BATIK
2025

Jamu, 2026

BATIK (2025–26) unfolds through the Indian Ocean, tracing a fabric that has traveled for millennia without losing its name. Rooted in Indonesia and practiced with extraordinary refinement in Java, batik carries within it a history of exchange among cultures that rim the ocean—across Southeast Asia, East Africa, and the Arabian Peninsula, including Yemen. Long before colonial borders, these routes enabled the circulation of objects, materials, and knowledge through shared systems of making.

Yemen is among the world’s oldest cultural landscapes. Cities such as Sana’a and Ma’rib rank among the longest continuously inhabited urban centers, and Yemen’s position along the Red Sea, the Arabian Sea, and the Indian Ocean historically oriented it eastward rather than westward. Through the Indian Ocean network, Yemen was deeply connected to India, Southeast Asia, and the Swahili Coast, sharing not only trade, but also the experience of British colonial domination with regions spanning India, Malaysia, Singapore, Kenya, and Zanzibar.

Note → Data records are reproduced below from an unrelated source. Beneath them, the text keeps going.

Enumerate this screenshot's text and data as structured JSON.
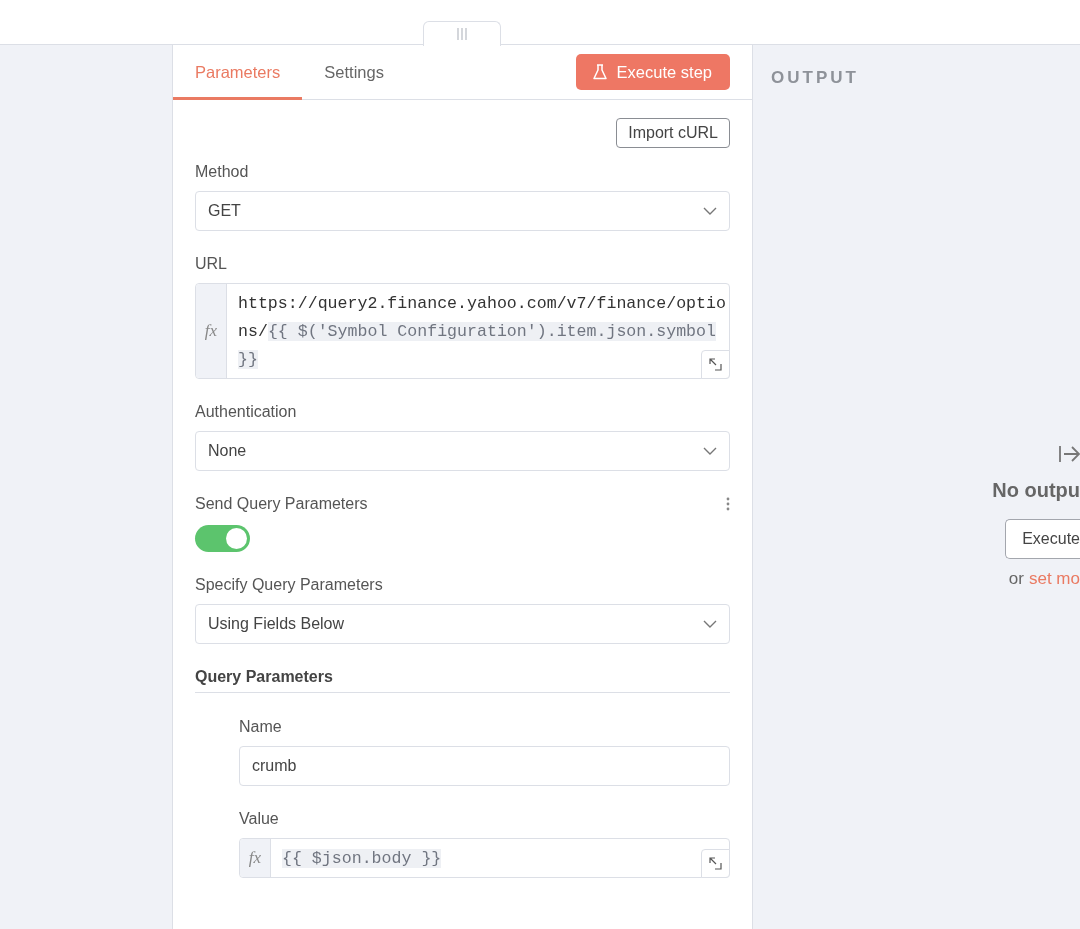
{
  "tabs": [
    {
      "label": "Parameters",
      "selected": true
    },
    {
      "label": "Settings",
      "selected": false
    }
  ],
  "execute_button": "Execute step",
  "import_button": "Import cURL",
  "fields": [
    {
      "kind": "select",
      "label": "Method",
      "value": "GET"
    },
    {
      "kind": "expression",
      "label": "URL",
      "gutter": "fx",
      "text": "https://query2.finance.yahoo.com/v7/finance/options/",
      "expression": "{{ $('Symbol Configuration').item.json.symbol }}"
    },
    {
      "kind": "select",
      "label": "Authentication",
      "value": "None"
    },
    {
      "kind": "toggle",
      "label": "Send Query Parameters",
      "on": true
    },
    {
      "kind": "select",
      "label": "Specify Query Parameters",
      "value": "Using Fields Below"
    },
    {
      "kind": "section",
      "label": "Query Parameters",
      "children": [
        {
          "kind": "text",
          "label": "Name",
          "value": "crumb"
        },
        {
          "kind": "expression",
          "label": "Value",
          "gutter": "fx",
          "expression": "{{ $json.body }}"
        }
      ]
    }
  ],
  "output": {
    "title": "OUTPUT",
    "message": "No outpu",
    "button": "Execute",
    "hint": "or",
    "link": "set mo"
  }
}
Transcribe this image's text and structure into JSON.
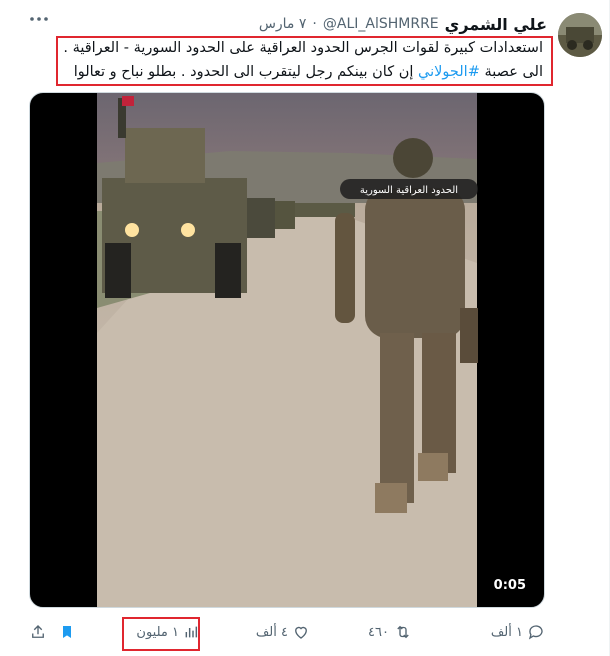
{
  "tweet": {
    "display_name": "علي الشمري",
    "handle": "@ALI_AlSHMRRE",
    "separator": "·",
    "date": "٧ مارس",
    "text_line1": "استعدادات كبيرة لقوات الجرس الحدود العراقية على الحدود السورية - العراقية .",
    "text_line2_pre": "الى عصبة ",
    "hashtag": "#الجولاني",
    "text_line2_post": " إن كان بينكم رجل ليتقرب الى الحدود . بطلو نباح و تعالوا"
  },
  "media": {
    "caption": "الحدود العراقية السورية",
    "duration": "0:05"
  },
  "actions": {
    "replies": "١ ألف",
    "reposts": "٤٦٠",
    "likes": "٤ ألف",
    "views": "١ مليون"
  },
  "colors": {
    "accent": "#1d9bf0",
    "highlight": "#e0262f",
    "muted": "#536471"
  },
  "icons": [
    "more-icon",
    "reply-icon",
    "repost-icon",
    "like-icon",
    "views-icon",
    "bookmark-icon",
    "share-icon"
  ]
}
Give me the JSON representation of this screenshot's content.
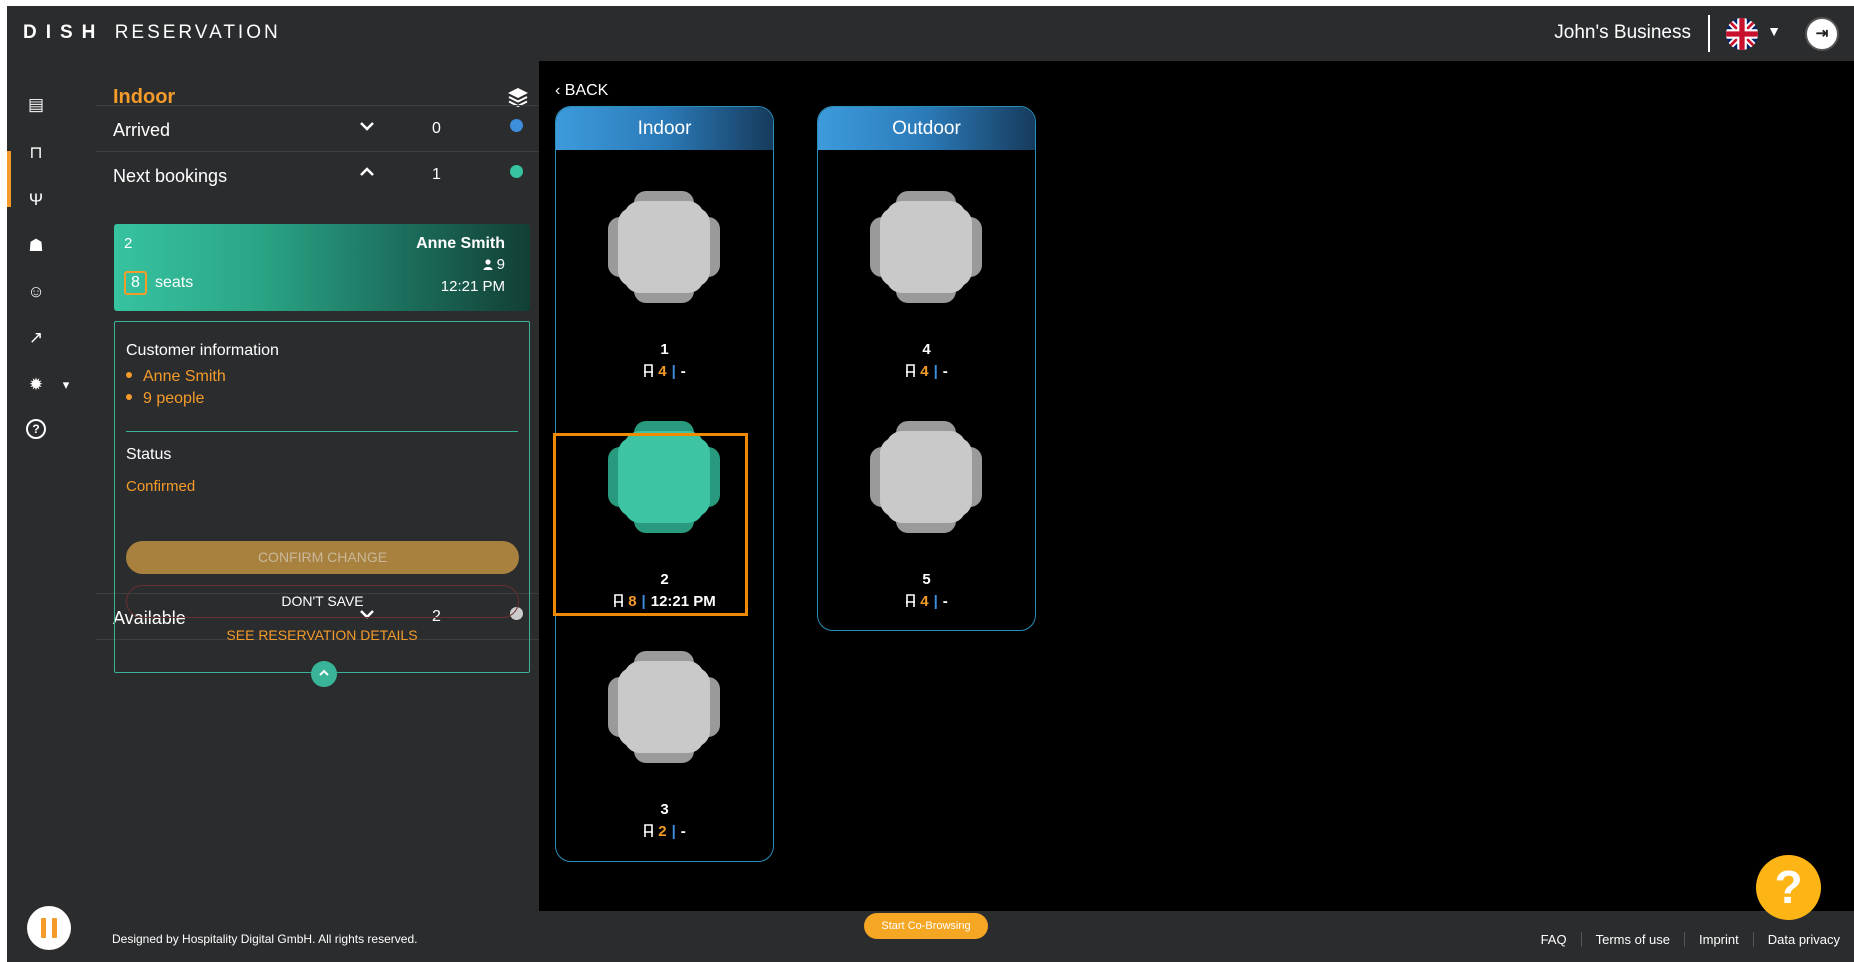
{
  "app": {
    "brand_bold": "DISH",
    "brand_light": "RESERVATION",
    "business_name": "John's Business",
    "logout_icon": "logout-icon"
  },
  "nav": {
    "items": [
      {
        "icon": "book-icon",
        "glyph": "▤"
      },
      {
        "icon": "table-icon",
        "glyph": "⊓",
        "active": true
      },
      {
        "icon": "cutlery-icon",
        "glyph": "Ψ"
      },
      {
        "icon": "users-icon",
        "glyph": "☗"
      },
      {
        "icon": "smiley-icon",
        "glyph": "☺"
      },
      {
        "icon": "chart-icon",
        "glyph": "↗"
      },
      {
        "icon": "settings-icon",
        "glyph": "✹"
      },
      {
        "icon": "help-circle-icon",
        "glyph": "?"
      }
    ],
    "settings_chevron": "▾"
  },
  "panel": {
    "title": "Indoor",
    "arrived": {
      "label": "Arrived",
      "count": "0",
      "chevron": "⌄",
      "color": "#3d8edb"
    },
    "next": {
      "label": "Next bookings",
      "count": "1",
      "chevron": "⌃",
      "color": "#37c3a0"
    },
    "available": {
      "label": "Available",
      "count": "2",
      "chevron": "⌄",
      "color": "#cccccc"
    },
    "booking": {
      "table": "2",
      "seats_count": "8",
      "seats_label": "seats",
      "name": "Anne Smith",
      "people": "9",
      "time": "12:21 PM"
    },
    "customer": {
      "title": "Customer information",
      "name": "Anne Smith",
      "people": "9 people",
      "status_label": "Status",
      "status_value": "Confirmed",
      "confirm_label": "CONFIRM CHANGE",
      "dont_save_label": "DON'T SAVE",
      "details_link": "SEE RESERVATION DETAILS"
    }
  },
  "main": {
    "back_label": "BACK",
    "areas": [
      {
        "name": "Indoor",
        "tables": [
          {
            "number": "1",
            "capacity": "4",
            "info": "-",
            "state": "free"
          },
          {
            "number": "2",
            "capacity": "8",
            "info": "12:21 PM",
            "state": "booked"
          },
          {
            "number": "3",
            "capacity": "2",
            "info": "-",
            "state": "free"
          }
        ]
      },
      {
        "name": "Outdoor",
        "tables": [
          {
            "number": "4",
            "capacity": "4",
            "info": "-",
            "state": "free"
          },
          {
            "number": "5",
            "capacity": "4",
            "info": "-",
            "state": "free"
          }
        ]
      }
    ],
    "selected_table": "2",
    "colors": {
      "free": "#c9c9c9",
      "free_chair": "#9a9a9a",
      "booked": "#3ec4a2",
      "booked_chair": "#2a9a7e",
      "accent": "#f49b2a",
      "selected": "#f08a00"
    }
  },
  "footer": {
    "copyright": "Designed by Hospitality Digital GmbH. All rights reserved.",
    "cobrowse": "Start Co-Browsing",
    "links": [
      "FAQ",
      "Terms of use",
      "Imprint",
      "Data privacy"
    ]
  },
  "help_fab": "?"
}
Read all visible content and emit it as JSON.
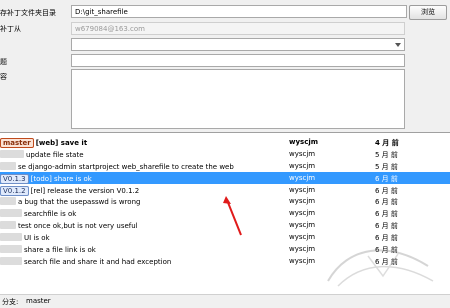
{
  "form": {
    "dir_label": "存补丁文件夹目录",
    "dir_value": "D:\\git_sharefile",
    "browse_label": "浏览",
    "from_label": "补丁从",
    "from_value": "w679084@163.com",
    "title_label": "题",
    "desc_label": "容"
  },
  "log": {
    "rows": [
      {
        "ref": "master",
        "ref_kind": "branch",
        "message": "[web] save it",
        "author": "wyscjm",
        "date": "4 月 前",
        "bold": true,
        "selected": false,
        "hidden_lead": 0
      },
      {
        "ref": "",
        "ref_kind": "",
        "message": "update file state",
        "author": "wyscjm",
        "date": "5 月 前",
        "bold": false,
        "selected": false,
        "hidden_lead": 24
      },
      {
        "ref": "",
        "ref_kind": "",
        "message": "se django-admin startproject web_sharefile to create the web",
        "author": "wyscjm",
        "date": "5 月 前",
        "bold": false,
        "selected": false,
        "hidden_lead": 16
      },
      {
        "ref": "V0.1.3",
        "ref_kind": "tag",
        "message": "[todo] share is ok",
        "author": "wyscjm",
        "date": "6 月 前",
        "bold": false,
        "selected": true,
        "hidden_lead": 0
      },
      {
        "ref": "V0.1.2",
        "ref_kind": "tag",
        "message": "[rel] release the version V0.1.2",
        "author": "wyscjm",
        "date": "6 月 前",
        "bold": false,
        "selected": false,
        "hidden_lead": 0
      },
      {
        "ref": "",
        "ref_kind": "",
        "message": "a bug that the usepasswd is wrong",
        "author": "wyscjm",
        "date": "6 月 前",
        "bold": false,
        "selected": false,
        "hidden_lead": 16
      },
      {
        "ref": "",
        "ref_kind": "",
        "message": "searchfile is ok",
        "author": "wyscjm",
        "date": "6 月 前",
        "bold": false,
        "selected": false,
        "hidden_lead": 22
      },
      {
        "ref": "",
        "ref_kind": "",
        "message": "test once ok,but is not very useful",
        "author": "wyscjm",
        "date": "6 月 前",
        "bold": false,
        "selected": false,
        "hidden_lead": 16
      },
      {
        "ref": "",
        "ref_kind": "",
        "message": "UI is ok",
        "author": "wyscjm",
        "date": "6 月 前",
        "bold": false,
        "selected": false,
        "hidden_lead": 22
      },
      {
        "ref": "",
        "ref_kind": "",
        "message": "share a file link is ok",
        "author": "wyscjm",
        "date": "6 月 前",
        "bold": false,
        "selected": false,
        "hidden_lead": 22
      },
      {
        "ref": "",
        "ref_kind": "",
        "message": "search file and share it and had exception",
        "author": "wyscjm",
        "date": "6 月 前",
        "bold": false,
        "selected": false,
        "hidden_lead": 22
      }
    ]
  },
  "status": {
    "branch_label": "分支:",
    "branch_value": "master"
  },
  "colors": {
    "selection": "#3399ff",
    "arrow": "#e01b1b"
  }
}
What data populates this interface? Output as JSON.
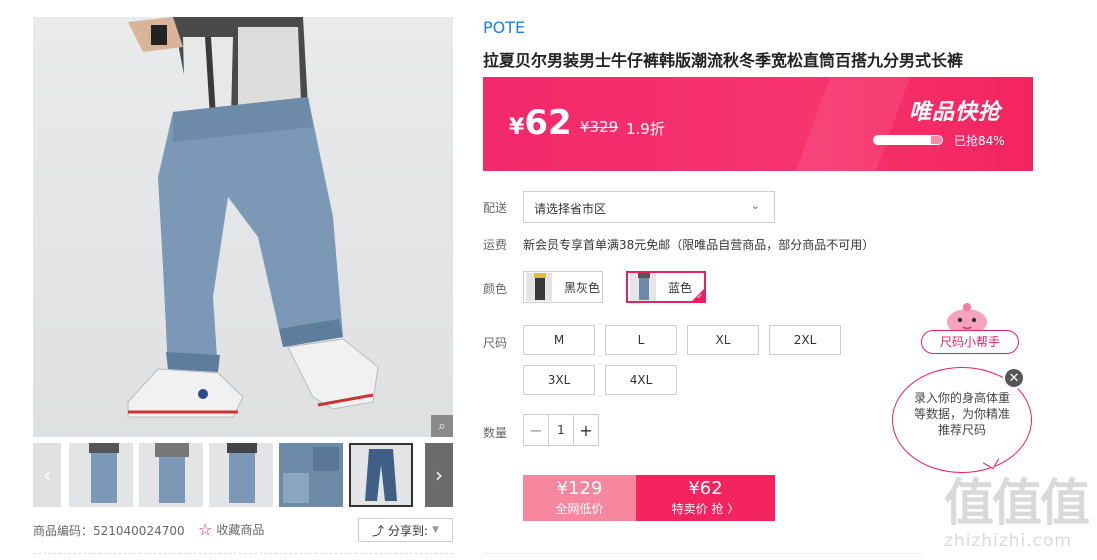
{
  "gallery": {
    "zoom_icon": "magnifier-icon",
    "thumb_prev": "‹",
    "thumb_next": "›",
    "product_code": "商品编码：521040024700",
    "favorite_label": "收藏商品",
    "share_label": "分享到:"
  },
  "product": {
    "brand": "POTE",
    "title": "拉夏贝尔男装男士牛仔裤韩版潮流秋冬季宽松直筒百搭九分男式长裤"
  },
  "price_banner": {
    "currency": "¥",
    "price": "62",
    "original_price": "329",
    "discount": "1.9折",
    "flash_label": "唯品快抢",
    "sold_percent": 84,
    "sold_text": "已抢84%"
  },
  "delivery": {
    "label": "配送",
    "placeholder": "请选择省市区"
  },
  "shipping": {
    "label": "运费",
    "text": "新会员专享首单满38元免邮（限唯品自营商品，部分商品不可用）"
  },
  "colors": {
    "label": "颜色",
    "options": [
      {
        "name": "黑灰色",
        "selected": false
      },
      {
        "name": "蓝色",
        "selected": true
      }
    ]
  },
  "sizes": {
    "label": "尺码",
    "options": [
      "M",
      "L",
      "XL",
      "2XL",
      "3XL",
      "4XL"
    ]
  },
  "quantity": {
    "label": "数量",
    "value": "1",
    "minus": "−",
    "plus": "+"
  },
  "buy": {
    "left_price": "¥129",
    "left_text": "全网低价",
    "right_price": "¥62",
    "right_text": "特卖价 抢 〉"
  },
  "size_helper": {
    "tag": "尺码小帮手",
    "message": "录入你的身高体重等数据，为你精准推荐尺码",
    "close": "✕"
  },
  "watermark": {
    "big": "值值值",
    "small": "zhizhizhi.com"
  },
  "colors_theme": {
    "accent": "#f4245f",
    "brand_blue": "#1c7fd6"
  }
}
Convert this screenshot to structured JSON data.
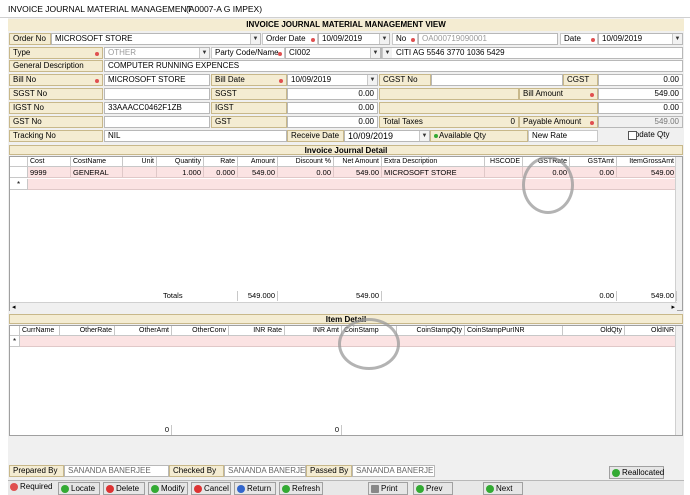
{
  "window": {
    "title": "INVOICE JOURNAL MATERIAL MANAGEMENT",
    "subtitle": "(A0007-A G IMPEX)",
    "banner": "INVOICE JOURNAL MATERIAL MANAGEMENT VIEW"
  },
  "header": {
    "order_no_label": "Order No",
    "order_no": "MICROSOFT STORE",
    "order_date_label": "Order Date",
    "order_date": "10/09/2019",
    "no_label": "No",
    "no": "OA000719090001",
    "date_label": "Date",
    "date": "10/09/2019",
    "type_label": "Type",
    "type": "OTHER",
    "party_label": "Party Code/Name",
    "party_code": "CI002",
    "party_name": "CITI AG 5546 3770 1036 5429",
    "gen_desc_label": "General Description",
    "gen_desc": "COMPUTER RUNNING EXPENCES",
    "bill_no_label": "Bill No",
    "bill_no": "MICROSOFT STORE",
    "bill_date_label": "Bill Date",
    "bill_date": "10/09/2019",
    "cgst_no_label": "CGST No",
    "cgst_label": "CGST",
    "cgst": "0.00",
    "sgst_no_label": "SGST No",
    "sgst_label": "SGST",
    "sgst": "0.00",
    "bill_amount_label": "Bill Amount",
    "bill_amount": "549.00",
    "igst_no_label": "IGST No",
    "igst_no": "33AAACC0462F1ZB",
    "igst_label": "IGST",
    "igst": "0.00",
    "igst_right": "0.00",
    "gst_no_label": "GST No",
    "gst_label": "GST",
    "gst": "0.00",
    "total_taxes_label": "Total Taxes",
    "total_taxes": "0",
    "payable_label": "Payable Amount",
    "payable": "549.00",
    "tracking_label": "Tracking No",
    "tracking": "NIL",
    "receive_date_label": "Receive Date",
    "receive_date": "10/09/2019",
    "avail_qty_label": "Available Qty",
    "new_rate_label": "New Rate",
    "update_qty_label": "Update Qty"
  },
  "invoice_detail": {
    "title": "Invoice Journal Detail",
    "columns": [
      "Cost",
      "CostName",
      "Unit",
      "Quantity",
      "Rate",
      "Amount",
      "Discount %",
      "Net Amount",
      "Extra Description",
      "HSCODE",
      "GSTRate",
      "GSTAmt",
      "ItemGrossAmt"
    ],
    "row": [
      "9999",
      "GENERAL",
      "",
      "1.000",
      "0.000",
      "549.00",
      "0.00",
      "549.00",
      "MICROSOFT STORE",
      "",
      "0.00",
      "0.00",
      "549.00"
    ],
    "totals_label": "Totals",
    "total_amount": "549.000",
    "total_net": "549.00",
    "total_gstamt": "0.00",
    "total_gross": "549.00"
  },
  "item_detail": {
    "title": "Item Detail",
    "columns": [
      "CurrName",
      "OtherRate",
      "OtherAmt",
      "OtherConv",
      "INR Rate",
      "INR Amt",
      "CoinStamp",
      "CoinStampQty",
      "CoinStampPurINR",
      "OldQty",
      "OldINR"
    ],
    "total_a": "0",
    "total_b": "0"
  },
  "footer": {
    "prepared_label": "Prepared By",
    "prepared": "SANANDA BANERJEE",
    "checked_label": "Checked By",
    "checked": "SANANDA BANERJEE",
    "passed_label": "Passed By",
    "passed": "SANANDA BANERJEE",
    "reallocated": "Reallocated"
  },
  "toolbar": {
    "required": "Required",
    "locate": "Locate",
    "delete": "Delete",
    "modify": "Modify",
    "cancel": "Cancel",
    "return": "Return",
    "refresh": "Refresh",
    "print": "Print",
    "prev": "Prev",
    "next": "Next"
  }
}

Before the imposition of colonial classifications and dismissive labels, Southern Arabia—modern-day Yemen—was recognized for its regal status and refinement. That cultural stature did not disappear; it was displaced. While colonial power later privileged the Atlantic and Pacific worlds, the Indian Ocean remains one of the earliest and most sophisticated arenas of global exchange. Long before petroleum, Yemeni seafarers and traders sailing under the banner of Belquis, Queen of Seba’a, circulated materials whose value exceeded modern resource economies: frankincense and myrrh, gold and porcelain, teak and textiles. These exchanges bound distant cultures through shared systems of value, belief, and craft.

The history of these exchanges unfolds alongside the history of batik, a wax-resist textile whose origins move across South and East Asia and whose practice came to be most closely identified with Indonesia. Batik emerges through a process of marking and withholding: wax or other locally sourced resist is applied to cloth before dyeing, allowing color to enter selectively and leave its trace through absence. This sequence is repeated with precision, building layered compositions that require calculation, patience, and embodied knowledge. Whether drawn by hand with a pen or pressed with a carved block, batik inscribes meaning through repetition and care. Its etymology links writing, marking, and tattooing—acts that bind surface to memory through the hand.

My relationship to batik is both personal and collective. As a child, I encountered Indonesian batiks as some of the most vibrant and sophisticated textiles I had ever seen. They carried their identity visibly and unapologetically—never diluted, never absorbed into another place. I later encountered these same batiks in markets in Zanzibar, India, and Singapore, always recognizable as Indonesian, always intact. That continuity stayed with me.

Through time spent in Indonesia, particularly in Java, I developed close collaborations with Javanese batik makers—master artisans who carve copper stamps, artists who practice canting, drawing wax onto cloth by hand, and dyers whose knowledge is held in temperature, timing, and touch. Batik emerges through chant, repetition, and breath. It is carried from land to hand, from hand to hand. It is not merely decorative, but devotional—an embodied form of language.

As the historical archive holds batik’s material legacy, the BATIK series—Dunya (world), Roh (soul), Giwa (mind/spirit), Nafas (breath/self), Kawung (perfection)—forms an archive of cultural exchange among societies connected by shared spiritual and symbolic systems. Batik becomes a language through which value, devotion, and cosmology circulate. Few fabrics so completely embody dunya: the material world in all its beauty, excess, and contradiction.

Batik is also a fabric of resistance. Under Dutch colonial rule, attempts were made to extract, mechanize, and relocate batik production to Europe, severing it from the rhythms of place and community. These efforts failed. Javanese artisans refused separation from their practices, preserving batik as a living system rather than a reproducible commodity. Today, batik remains a marker of resilience and belonging—worn every Friday by state workers, signaling identity through motif, color, and dye, not only across Java but throughout the Indonesian archipelago.

In BATIK, the fabric becomes a witness to circulation rather than conquest. Each cloth holds environment, labor, and belief. Each pattern marks lineage. Like language, batik evolves as it moves, shaped by the land it touches and the hands that carry it forward. Through dreamlike, painterly motifs, BATIK evokes a form of magical realism that exceeds verbal translation, resonating across enduring networks of exchange where knowledge survives through making.